On the Houdré-Tetali conjecture about an isoperimetric constant of graphs
Lap Chi Lau, Dante Tjowasi
TL;DR
The paper addresses the Houdré-Tetali conjecture relating the isoperimetric constant $φ_{1/2}$ to the second eigenvalue $λ_2$ of the normalized Laplacian, delivering both limitations and enhancements to the conjecture. It proves a universal spectral bound $(φ_p)^2 \le \frac{4}{2p-1} λ_2$ for $p>\tfrac{1}{2}$, matching and strengthening the hard direction of Cheeger-type inequalities, and shows the conjecture holds for all constant $p>\tfrac{1}{2}$, with extensions to directed graphs via Chung's directed Laplacian.
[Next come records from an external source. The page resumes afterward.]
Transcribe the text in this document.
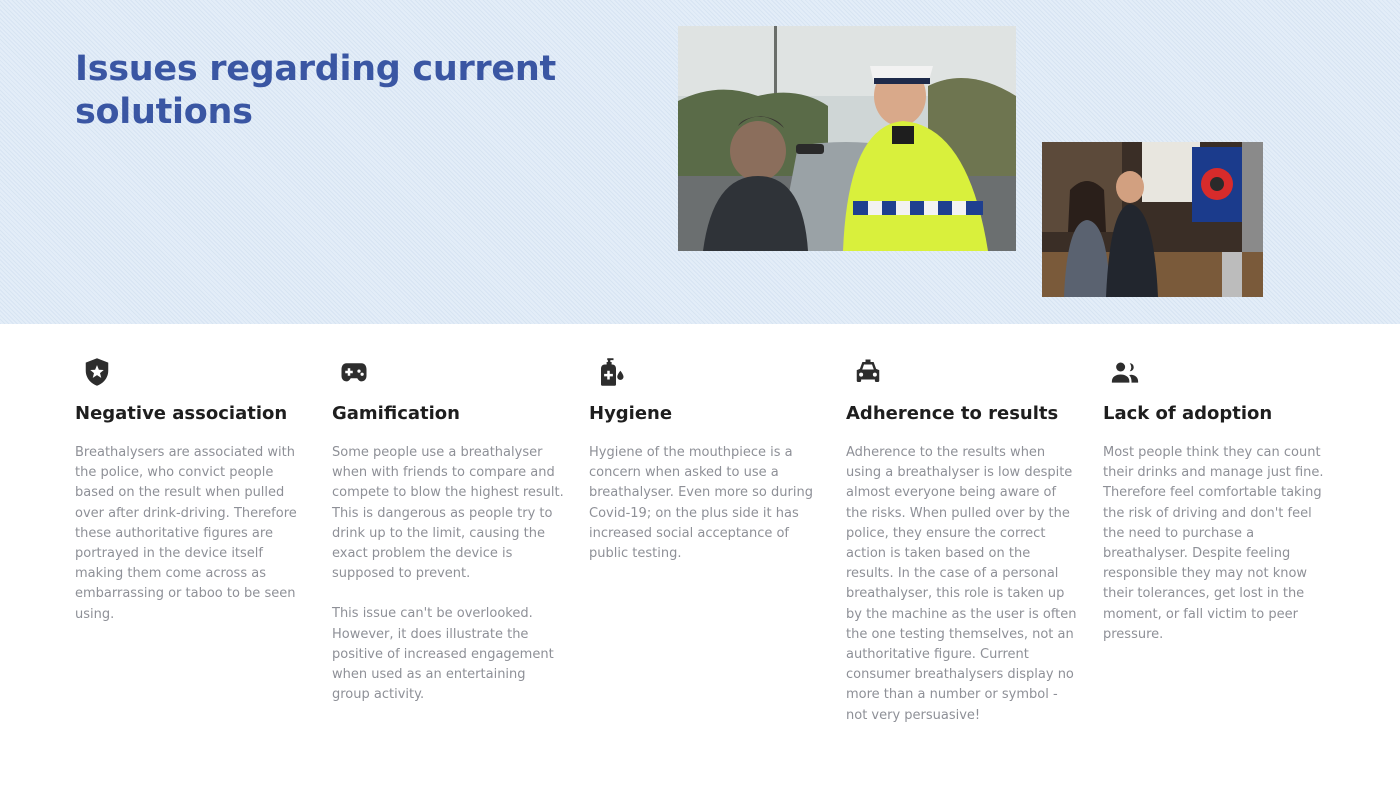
Issues regarding current
solutions
Negative association

Breathalysers are associated with the police, who convict people based on the result when pulled over after drink-driving. Therefore these authoritative figures are portrayed in the device itself making them come across as embarrassing or taboo to be seen using.

Gamification

Some people use a breathalyser when with friends to compare and compete to blow the highest result. This is dangerous as people try to drink up to the limit, causing the exact problem the device is supposed to prevent.

This issue can't be overlooked. However, it does illustrate the positive of increased engagement when used as an entertaining group activity.

Hygiene

Hygiene of the mouthpiece is a concern when asked to use a breathalyser. Even more so during Covid-19; on the plus side it has increased social acceptance of public testing.

Adherence to results

Adherence to the results when using a breathalyser is low despite almost everyone being aware of the risks. When pulled over by the police, they ensure the correct action is taken based on the results. In the case of a personal breathalyser, this role is taken up by the machine as the user is often the one testing themselves, not an authoritative figure. Current consumer breathalysers display no more than a number or symbol - not very persuasive!

Lack of adoption

Most people think they can count their drinks and manage just fine. Therefore feel comfortable taking the risk of driving and don't feel the need to purchase a breathalyser. Despite feeling responsible they may not know their tolerances, get lost in the moment, or fall victim to peer pressure.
The authors provide a counterexample family showing the extra logarithmic factor is necessary for $p=\tfrac{1}{2}$, while also reproducing Morris-Peres's log-factor bound using standard spectral methods without self-loop assumptions. They furthermore extend the framework to non-reversible chains and directed graphs, and supply detailed proofs of auxiliary lemmas underpinning the spectral arguments. Overall, the work clarifies the precise limits of the Houdré-Tetali conjecture and offers robust spectral tools for analyzing isoperimetric constants in both undirected and directed graphs.
Abstract
Houdré and Tetali defined a class of isoperimetric constants $\varphi_p$ of graphs for $0 \leq p \leq 1$, and conjectured a Cheeger-type inequality for $\varphi_\frac12$ of the form $$λ_2 \lesssim \varphi_\frac12 \lesssim \sqrt{λ_2}$$ where $λ_2$ is the second smallest eigenvalue of the normalized Laplacian matrix. If true, the conjecture would be a strengthening of the hard direction of the classical Cheeger's inequality. Morris and Peres proved Houdré and Tetali's conjecture up to an additional log factor, using techniques from evolving sets. We present the following related results on this conjecture. - We provide a family of counterexamples to the conjecture of Houdré and Tetali, showing that the logarithmic factor is needed. - We match Morris and Peres's bound using standard spectral arguments. - We prove that Houdré and Tetali's conjecture is true for any constant $p$ strictly bigger than $\frac12$, which is also a strengthening of the hard direction of Cheeger's inequality. Furthermore, our results can be extended to directed graphs using Chung's definition of eigenvalues for directed graphs.